This task will track the receiving and installation of (8) 6.4TB NVMe PCIe SSDs to install into the text cp fleet in eqsin.
Target Date: 2024-06-25 @ 9AM Singapore Time, 1AM GMT, 6PM Pacific.
Order was via parent task T348064.
cp50(1[789]|2[01234] are text hosts.
This will be worked on with @RobH as on-site engineer and @ssingh
This task is a copy of ulsfo nvme task T364891.
== Scheduling ==
Target Date: 2024-06-25 @ 9AM Singapore Time, 1AM GMT, 6PM Pacific.
Scope: Full depool
Assumptions: it takes roughly 1 hour to depool a site without significant user impact. If it takes longer, the 9AM start time must shift forward, or our scheduled work by the on-site must shift from 11AM to later in the day, subject to traffic approval.
Cadence:
* SSDs arrive, Rob updates this task with their arrival.

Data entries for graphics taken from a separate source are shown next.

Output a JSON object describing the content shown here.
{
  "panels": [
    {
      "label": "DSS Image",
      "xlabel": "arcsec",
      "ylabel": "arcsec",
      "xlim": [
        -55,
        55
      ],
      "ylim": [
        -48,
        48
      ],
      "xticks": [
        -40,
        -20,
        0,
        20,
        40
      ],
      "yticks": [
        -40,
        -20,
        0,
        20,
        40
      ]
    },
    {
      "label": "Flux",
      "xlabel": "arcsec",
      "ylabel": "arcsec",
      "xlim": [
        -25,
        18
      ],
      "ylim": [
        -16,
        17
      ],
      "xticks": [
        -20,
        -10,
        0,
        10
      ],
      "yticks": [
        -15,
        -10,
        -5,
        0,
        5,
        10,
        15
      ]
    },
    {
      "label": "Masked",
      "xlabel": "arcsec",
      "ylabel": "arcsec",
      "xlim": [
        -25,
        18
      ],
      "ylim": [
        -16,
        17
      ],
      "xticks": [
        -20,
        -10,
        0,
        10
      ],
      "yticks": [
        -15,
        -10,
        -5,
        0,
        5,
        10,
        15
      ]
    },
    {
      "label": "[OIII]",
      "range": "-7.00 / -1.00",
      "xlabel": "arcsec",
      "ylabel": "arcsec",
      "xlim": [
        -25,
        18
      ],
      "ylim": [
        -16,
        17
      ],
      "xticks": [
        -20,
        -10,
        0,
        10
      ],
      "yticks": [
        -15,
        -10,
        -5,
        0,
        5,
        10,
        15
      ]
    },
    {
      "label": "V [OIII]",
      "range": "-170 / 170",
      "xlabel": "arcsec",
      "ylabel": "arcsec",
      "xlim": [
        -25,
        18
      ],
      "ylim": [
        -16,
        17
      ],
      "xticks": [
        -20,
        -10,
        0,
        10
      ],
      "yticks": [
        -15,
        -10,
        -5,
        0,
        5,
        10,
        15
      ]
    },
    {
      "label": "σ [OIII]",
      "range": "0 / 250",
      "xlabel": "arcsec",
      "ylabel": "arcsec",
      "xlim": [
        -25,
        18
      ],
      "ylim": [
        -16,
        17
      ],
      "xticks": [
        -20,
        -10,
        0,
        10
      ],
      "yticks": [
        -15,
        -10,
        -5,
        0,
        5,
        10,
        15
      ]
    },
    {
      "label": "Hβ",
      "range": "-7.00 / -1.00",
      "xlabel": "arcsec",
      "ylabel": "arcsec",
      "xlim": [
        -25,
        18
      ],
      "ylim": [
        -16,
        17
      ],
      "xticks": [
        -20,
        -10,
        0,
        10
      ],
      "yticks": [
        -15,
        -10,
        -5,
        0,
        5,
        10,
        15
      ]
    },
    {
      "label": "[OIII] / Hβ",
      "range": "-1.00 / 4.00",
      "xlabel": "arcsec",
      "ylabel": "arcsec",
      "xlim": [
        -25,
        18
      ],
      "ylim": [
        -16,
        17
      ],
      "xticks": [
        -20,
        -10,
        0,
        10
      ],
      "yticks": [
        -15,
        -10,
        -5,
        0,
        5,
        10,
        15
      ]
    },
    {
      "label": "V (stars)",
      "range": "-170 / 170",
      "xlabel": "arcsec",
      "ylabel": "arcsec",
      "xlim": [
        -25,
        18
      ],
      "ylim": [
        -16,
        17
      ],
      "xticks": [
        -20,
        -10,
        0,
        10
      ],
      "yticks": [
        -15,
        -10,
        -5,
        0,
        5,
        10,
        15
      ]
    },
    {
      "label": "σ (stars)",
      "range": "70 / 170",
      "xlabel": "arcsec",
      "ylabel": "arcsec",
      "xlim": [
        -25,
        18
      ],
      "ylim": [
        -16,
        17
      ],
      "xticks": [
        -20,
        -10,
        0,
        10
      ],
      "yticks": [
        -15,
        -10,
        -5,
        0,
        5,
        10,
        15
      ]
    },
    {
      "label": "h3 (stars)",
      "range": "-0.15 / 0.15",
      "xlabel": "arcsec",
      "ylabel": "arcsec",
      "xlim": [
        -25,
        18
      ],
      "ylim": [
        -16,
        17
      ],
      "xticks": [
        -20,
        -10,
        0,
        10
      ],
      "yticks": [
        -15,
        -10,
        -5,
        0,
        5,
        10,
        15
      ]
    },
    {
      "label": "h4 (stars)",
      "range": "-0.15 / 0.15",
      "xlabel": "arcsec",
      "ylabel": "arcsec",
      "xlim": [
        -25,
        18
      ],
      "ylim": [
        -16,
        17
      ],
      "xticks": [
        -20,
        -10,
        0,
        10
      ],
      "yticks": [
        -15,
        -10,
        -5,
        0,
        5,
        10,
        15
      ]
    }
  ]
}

* Rob generates quote with Jin@DreamIIC for Jin to install as remote hands.
* Rob and Suhkbir (with Jin) determine best date for SSD installation and set/announce a maintenance window.
* Suhkbir depools all traffic from eqsin on scheduled date.
* Rob goes on-site, graceful shut down on each cp host and installs the PCIe SSD and then powers them back up.
* Suhkbir & Rob ensure all hosts are back online and accessible.
* Suhkbir re-pools eqsin for user traffic
* Suhkbir/Traffic will reimage the upgraded text CP hosts individually while site is serving traffic. This will take place over the course of days, and not within the intial work maintenance window.
== Communication ==
Rob will create a google hangout room with Jin, @robh, @ssingh, and @fabfur. This will allow #traffic to communicate directly with both Rob and Jin at the same time, as Jin does not have IRC.
Jin is highly responsive via google hangout during onsite work.
== Action checklist ==
- [ ] Depool eqsin DC and verify traffic is switched to codfw (at least 4h before scheduled intervention)
- [ ] Downtime impacted hosts to be ready for power off
- Extra: silence/ack eventual other alerts
- [ ] Power off impacted hosts
- [ ] New SSD installation and hosts power on
- [ ] Verify host health and ATS cache (without using the new NVMe disk).
- run puppet agent
- Check that metrics are ok in grafana
- Check Icinga status (all green for the host)
- Check with `lsblk` and `nvme list` that the new disk is visible and has the correct naming (`nvme1n1`)
- Check ATS status (`traffic_server -C check`)
- Check for "sure hit" on ATS: `curl -vv -H 'Host: en.wikipedia.org' http://localhost:3128/wiki/Main_Page -o /dev/null`
- Check for both first miss and subsequent hit (eg. issuing two requests like `curl -vv -H 'Host: en.wikipedia.org' http://localhost:3128/wiki/Caffe1ne -o /dev/null` and checking the X-Cache-Status value)
- [ ] Remove downtime for hosts
- [ ] Removed downtime from alertmanager
- [ ] Manually repooled hosts with `conftool` (auto depooled by PyBal?)
- [ ] Repool eqsin DC and verify the traffic
- [ ] (in the next days) Merge the hiera config to add new disk, host by host, and reimage hosts one by one with appropriate interval to help warm cache.
- [ ] cp7037
- [ ] cp7038
- [ ] cp7039
- [ ] cp7040
- [ ] cp7041
- [ ] cp7042
- [ ] cp7043
- [ ] cp7044
- [ ] Remove custom hiera overrides and make it for whole eqsin DC
== Reimaging Process ==
- Depool host you are going to work on
- Merge patch in the patchset
- Merge on Puppet master
- Run the reimaging cookbook
- Check if everything is fine after reimaging: Icinga, disks
- Pool host back